Alors que le gouvernement a déployé des efforts pour réduire le nombre de morts sur les routes, le procureur général (AG) Anil Nandlall, SC, a exhorté les personnes victimes d'accidents de la route et de conduite imprudente à utiliser les lois disponibles et à intenter des poursuites contre les auteurs, notant que cela pourrait être le catalyseur nécessaire pour provoquer un réel changement.
Les lois qui prévoient de telles actions comprennent l'article 12 de la loi sur la réforme du droit (dispositions diverses), chapitre 6 :02, qui établit la responsabilité pour les dommages subis par les demandeurs, par exemple en cas d'accident. Selon l'AG lors de sa conférence de presse de fin d'année samedi, ces lois ne sont pas suffisamment utilisées.
« La loi prévoit déjà que les proches du défunt ou, si la personne a survécu, que la victime d'un accident de la route peut intenter une action en justice pour obtenir réparation. Les avocats sont considérés comme des experts dans ce domaine du droit. Cela s'appelle analyser des dossiers », a expliqué Nandlall.
« Le regretté avocat principal Derek Jagan était connu pour ce genre d’affaires. Mais il faut que les gens le fassent plus souvent. Les gens doivent demander réparation. Et quand les gens commenceront à perdre leurs maisons, etc., alors peut-être (qu’ils) penseront différemment. »

Alors qu'une plainte courante dans le passé était la paresse du système judiciaire, Nandlall a dissipé ce point, soulignant que les affaires progressent plus rapidement que jamais devant les tribunaux en raison de la réduction significative de l'arriéré.

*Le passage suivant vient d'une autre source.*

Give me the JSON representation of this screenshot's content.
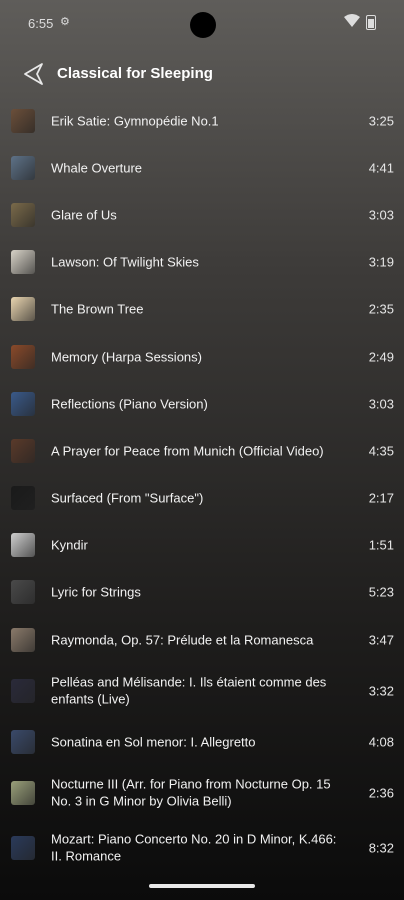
{
  "status": {
    "time": "6:55",
    "settings_icon": "gear-icon"
  },
  "header": {
    "title": "Classical for Sleeping",
    "back_icon": "back-triangle-icon"
  },
  "tracks": [
    {
      "title": "Erik Satie: Gymnopédie No.1",
      "duration": "3:25",
      "thumb_color": "#6b4f3a"
    },
    {
      "title": "Whale Overture",
      "duration": "4:41",
      "thumb_color": "#5e7288"
    },
    {
      "title": "Glare of Us",
      "duration": "3:03",
      "thumb_color": "#7a6a4a"
    },
    {
      "title": "Lawson: Of Twilight Skies",
      "duration": "3:19",
      "thumb_color": "#d8d3c8"
    },
    {
      "title": "The Brown Tree",
      "duration": "2:35",
      "thumb_color": "#e9d5b0"
    },
    {
      "title": "Memory (Harpa Sessions)",
      "duration": "2:49",
      "thumb_color": "#8a4a2a"
    },
    {
      "title": "Reflections (Piano Version)",
      "duration": "3:03",
      "thumb_color": "#3a5a8a"
    },
    {
      "title": "A Prayer for Peace from Munich (Official Video)",
      "duration": "4:35",
      "thumb_color": "#5a3a2a"
    },
    {
      "title": "Surfaced (From \"Surface\")",
      "duration": "2:17",
      "thumb_color": "#1a1a1a"
    },
    {
      "title": "Kyndir",
      "duration": "1:51",
      "thumb_color": "#cfcfcf"
    },
    {
      "title": "Lyric for Strings",
      "duration": "5:23",
      "thumb_color": "#4a4a4a"
    },
    {
      "title": "Raymonda, Op. 57: Prélude et la Romanesca",
      "duration": "3:47",
      "thumb_color": "#8a7a6a"
    },
    {
      "title": "Pelléas and Mélisande: I. Ils étaient comme des enfants (Live)",
      "duration": "3:32",
      "thumb_color": "#2a2a3a"
    },
    {
      "title": "Sonatina en Sol menor: I. Allegretto",
      "duration": "4:08",
      "thumb_color": "#3a4a6a"
    },
    {
      "title": "Nocturne III (Arr. for Piano from Nocturne Op. 15 No. 3 in G Minor by Olivia Belli)",
      "duration": "2:36",
      "thumb_color": "#9aa07a"
    },
    {
      "title": "Mozart: Piano Concerto No. 20 in D Minor, K.466: II. Romance",
      "duration": "8:32",
      "thumb_color": "#2a3a5a"
    }
  ]
}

« Ce qu'il y a de positif dans la procédure civile actuelle, c'est qu'il y a désormais un grand empressement dans la manière dont les affaires sont entendues et tranchées, du moins devant la Haute Cour. Ainsi, vous n’avez pas besoin d’attendre des années pour que votre cause soit entendue et tranchée. Une affaire peut être entendue et tranchée maintenant, dans un délai de deux ans.
« Avant, cela prenait 10 ans. Mais nous avons travaillé assidûment pour réduire l'arriéré, du moins devant la Haute Cour. Le système fonctionne avec les nouvelles règles, le nombre de nouveaux juges et le système de dépôt électronique. Je pense que nous avons fait des progrès substantiels en ce qui concerne la rapidité des litiges dans notre système judiciaire », a expliqué Nandlall.
En réponse au taux alarmant d'accidents mortels, des amendements antérieurs au Code de la route ont également été adoptés, créant une nouvelle infraction, l'homicide involontaire; et introduit des sanctions plus sévères pour des infractions telles que la conduite sous influence et la conduite dangereuse.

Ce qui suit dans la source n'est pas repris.